140
Die Empfangszuständigkeit steht demjenigen zu, der die Verfügungsmacht über die Forderung hat. Das ist in der Regel der Rechtsinhaber, also der Gläubiger selbst. Ist die Verfügungsmacht dem Gläubiger ausnahmsweise entzogen, fehlt automatisch seine Empfangszuständigkeit.
Beispiele
Die Verfügungsmacht kann dem Gläubiger durch Anordnung der Nachlassverwaltung (§ 1984 Abs. 1 S. 1), aufgrund einer Testamentsvollstreckung (§ 2211 Abs. 1), Pfändung der Forderung (§ 829 ZPO i.V.m. §§ 136, 135) oder auch nach der Insolvenzordnung wegen Eröffnung des Insolvenzverfahrens über das Gläubigervermögen (§§ 80, 81 InsO) entzogen worden sein.
[Bild vergrößern]
In diesen Fällen sind anstelle des Gläubigers andere Personen zur Entgegennahme der Leistung befugt.
141
Es gibt auch Fälle, in denen der Gläubiger zwar seine Verfügungsmacht behält und ihm „nur“ die Empfangszuständigkeit entzogen wird.

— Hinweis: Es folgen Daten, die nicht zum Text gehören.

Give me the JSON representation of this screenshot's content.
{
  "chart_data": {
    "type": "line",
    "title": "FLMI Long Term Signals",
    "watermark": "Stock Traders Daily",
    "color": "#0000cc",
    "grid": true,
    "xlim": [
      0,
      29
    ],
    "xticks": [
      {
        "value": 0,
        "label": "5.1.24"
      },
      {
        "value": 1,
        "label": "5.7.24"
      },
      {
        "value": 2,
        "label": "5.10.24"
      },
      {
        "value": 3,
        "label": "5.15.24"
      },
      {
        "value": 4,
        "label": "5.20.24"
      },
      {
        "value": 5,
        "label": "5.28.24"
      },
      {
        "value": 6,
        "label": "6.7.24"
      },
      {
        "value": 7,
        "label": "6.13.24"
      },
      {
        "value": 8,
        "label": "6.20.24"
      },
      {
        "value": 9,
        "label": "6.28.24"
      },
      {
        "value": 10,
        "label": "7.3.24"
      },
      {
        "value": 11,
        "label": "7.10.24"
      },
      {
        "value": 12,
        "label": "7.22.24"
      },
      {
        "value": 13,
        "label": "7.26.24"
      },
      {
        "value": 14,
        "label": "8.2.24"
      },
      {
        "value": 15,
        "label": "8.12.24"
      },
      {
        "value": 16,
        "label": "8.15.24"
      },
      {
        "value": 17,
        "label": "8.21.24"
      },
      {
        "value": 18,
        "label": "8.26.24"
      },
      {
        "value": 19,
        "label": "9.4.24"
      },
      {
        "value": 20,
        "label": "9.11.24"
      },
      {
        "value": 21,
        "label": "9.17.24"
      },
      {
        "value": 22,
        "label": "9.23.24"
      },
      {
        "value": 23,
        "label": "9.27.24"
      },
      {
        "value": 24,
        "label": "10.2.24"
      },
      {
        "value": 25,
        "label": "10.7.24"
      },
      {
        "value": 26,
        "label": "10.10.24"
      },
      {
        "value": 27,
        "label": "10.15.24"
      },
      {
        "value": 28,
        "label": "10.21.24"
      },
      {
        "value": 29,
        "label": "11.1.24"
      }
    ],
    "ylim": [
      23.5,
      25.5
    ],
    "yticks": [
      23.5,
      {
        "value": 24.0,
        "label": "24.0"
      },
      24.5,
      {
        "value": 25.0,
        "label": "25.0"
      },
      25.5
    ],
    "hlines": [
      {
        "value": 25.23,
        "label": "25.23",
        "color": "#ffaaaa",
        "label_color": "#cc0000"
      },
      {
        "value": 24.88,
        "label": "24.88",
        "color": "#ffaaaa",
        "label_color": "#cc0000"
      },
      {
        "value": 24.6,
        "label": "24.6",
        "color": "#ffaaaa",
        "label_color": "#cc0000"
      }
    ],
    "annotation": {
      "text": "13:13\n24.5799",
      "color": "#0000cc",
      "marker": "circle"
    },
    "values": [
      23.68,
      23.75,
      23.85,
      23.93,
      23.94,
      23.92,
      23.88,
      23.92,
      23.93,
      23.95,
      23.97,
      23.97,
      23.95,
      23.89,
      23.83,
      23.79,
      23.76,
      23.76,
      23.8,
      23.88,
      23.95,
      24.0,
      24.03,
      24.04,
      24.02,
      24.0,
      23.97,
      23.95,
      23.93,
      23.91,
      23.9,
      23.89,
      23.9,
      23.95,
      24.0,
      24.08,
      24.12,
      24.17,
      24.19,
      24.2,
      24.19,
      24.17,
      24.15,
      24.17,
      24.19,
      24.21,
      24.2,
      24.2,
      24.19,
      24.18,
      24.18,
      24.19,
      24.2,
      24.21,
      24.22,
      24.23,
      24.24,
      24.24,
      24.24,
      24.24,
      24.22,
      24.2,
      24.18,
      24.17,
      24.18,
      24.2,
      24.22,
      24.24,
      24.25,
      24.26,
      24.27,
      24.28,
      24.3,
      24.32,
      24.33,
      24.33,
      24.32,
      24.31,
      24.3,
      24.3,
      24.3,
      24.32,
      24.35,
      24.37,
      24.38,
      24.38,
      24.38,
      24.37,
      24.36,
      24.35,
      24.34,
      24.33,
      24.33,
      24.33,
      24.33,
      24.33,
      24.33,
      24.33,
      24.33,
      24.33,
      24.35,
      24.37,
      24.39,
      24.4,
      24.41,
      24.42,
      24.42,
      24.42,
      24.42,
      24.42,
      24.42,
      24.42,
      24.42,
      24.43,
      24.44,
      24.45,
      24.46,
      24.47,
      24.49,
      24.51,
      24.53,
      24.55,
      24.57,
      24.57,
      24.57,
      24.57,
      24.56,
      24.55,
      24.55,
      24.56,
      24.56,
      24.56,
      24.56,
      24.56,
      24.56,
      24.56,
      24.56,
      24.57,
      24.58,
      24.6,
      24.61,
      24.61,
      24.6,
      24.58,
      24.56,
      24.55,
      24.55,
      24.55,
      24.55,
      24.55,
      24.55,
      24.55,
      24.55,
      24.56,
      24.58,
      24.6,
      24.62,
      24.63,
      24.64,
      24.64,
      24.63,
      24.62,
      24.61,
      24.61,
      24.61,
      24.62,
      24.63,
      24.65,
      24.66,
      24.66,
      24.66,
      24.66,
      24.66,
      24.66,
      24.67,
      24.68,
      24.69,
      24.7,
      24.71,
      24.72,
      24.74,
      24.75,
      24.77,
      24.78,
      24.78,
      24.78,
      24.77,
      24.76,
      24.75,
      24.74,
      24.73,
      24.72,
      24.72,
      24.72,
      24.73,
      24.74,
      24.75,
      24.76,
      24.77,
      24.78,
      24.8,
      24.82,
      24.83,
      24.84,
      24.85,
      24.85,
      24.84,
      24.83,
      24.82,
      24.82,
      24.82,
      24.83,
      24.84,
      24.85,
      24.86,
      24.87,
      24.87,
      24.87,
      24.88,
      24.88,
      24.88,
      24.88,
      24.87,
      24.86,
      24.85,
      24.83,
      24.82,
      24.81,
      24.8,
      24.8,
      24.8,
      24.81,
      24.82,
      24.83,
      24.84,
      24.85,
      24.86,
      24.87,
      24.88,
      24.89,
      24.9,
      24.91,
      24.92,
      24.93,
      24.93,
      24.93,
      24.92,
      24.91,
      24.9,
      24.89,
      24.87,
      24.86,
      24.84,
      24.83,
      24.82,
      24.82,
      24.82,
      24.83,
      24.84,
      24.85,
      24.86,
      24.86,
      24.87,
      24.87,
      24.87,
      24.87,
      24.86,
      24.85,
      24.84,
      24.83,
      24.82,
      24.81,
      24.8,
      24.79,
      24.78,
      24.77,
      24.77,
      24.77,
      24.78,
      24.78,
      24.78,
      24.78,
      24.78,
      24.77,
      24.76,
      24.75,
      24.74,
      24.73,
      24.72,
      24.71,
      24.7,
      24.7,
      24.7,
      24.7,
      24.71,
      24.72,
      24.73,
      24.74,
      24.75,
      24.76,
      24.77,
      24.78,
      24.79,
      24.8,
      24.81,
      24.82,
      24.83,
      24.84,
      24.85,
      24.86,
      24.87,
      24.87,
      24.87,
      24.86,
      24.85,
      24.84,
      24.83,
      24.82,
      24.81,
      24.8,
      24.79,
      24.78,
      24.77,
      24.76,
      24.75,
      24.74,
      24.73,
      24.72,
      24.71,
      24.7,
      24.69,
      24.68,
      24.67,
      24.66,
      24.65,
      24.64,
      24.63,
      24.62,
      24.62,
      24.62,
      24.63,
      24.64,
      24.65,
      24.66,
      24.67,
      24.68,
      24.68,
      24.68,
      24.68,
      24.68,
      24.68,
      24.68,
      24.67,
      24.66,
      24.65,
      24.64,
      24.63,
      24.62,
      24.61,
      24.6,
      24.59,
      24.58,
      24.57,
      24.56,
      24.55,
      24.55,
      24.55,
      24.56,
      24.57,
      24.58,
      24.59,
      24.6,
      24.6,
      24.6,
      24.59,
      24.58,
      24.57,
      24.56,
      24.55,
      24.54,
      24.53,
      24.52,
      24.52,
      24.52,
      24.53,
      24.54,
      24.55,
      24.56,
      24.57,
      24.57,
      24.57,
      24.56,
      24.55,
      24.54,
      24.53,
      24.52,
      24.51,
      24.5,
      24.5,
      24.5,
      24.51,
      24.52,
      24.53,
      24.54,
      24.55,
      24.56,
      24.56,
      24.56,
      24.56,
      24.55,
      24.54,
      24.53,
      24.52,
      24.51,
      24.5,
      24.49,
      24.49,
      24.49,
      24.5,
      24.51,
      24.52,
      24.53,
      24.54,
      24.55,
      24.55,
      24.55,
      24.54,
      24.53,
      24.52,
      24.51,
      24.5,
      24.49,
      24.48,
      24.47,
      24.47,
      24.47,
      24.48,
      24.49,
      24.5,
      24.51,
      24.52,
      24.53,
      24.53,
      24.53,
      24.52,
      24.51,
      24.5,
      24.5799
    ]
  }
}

Im Falle der rechtsgeschäftlichen Verpfändung der Forderungist der Gläubiger der verpfändeten Forderung nicht mehr empfangszuständig, sondern der Pfandgläubiger, also derjenige, zu dessen Gunsten die Forderung verpfändet wurde (§ 1282 Abs. 1). Im Übrigen bleibt die Verfügungsmacht aber beim Forderungsinhaber (vgl. § 1282 Abs. 2).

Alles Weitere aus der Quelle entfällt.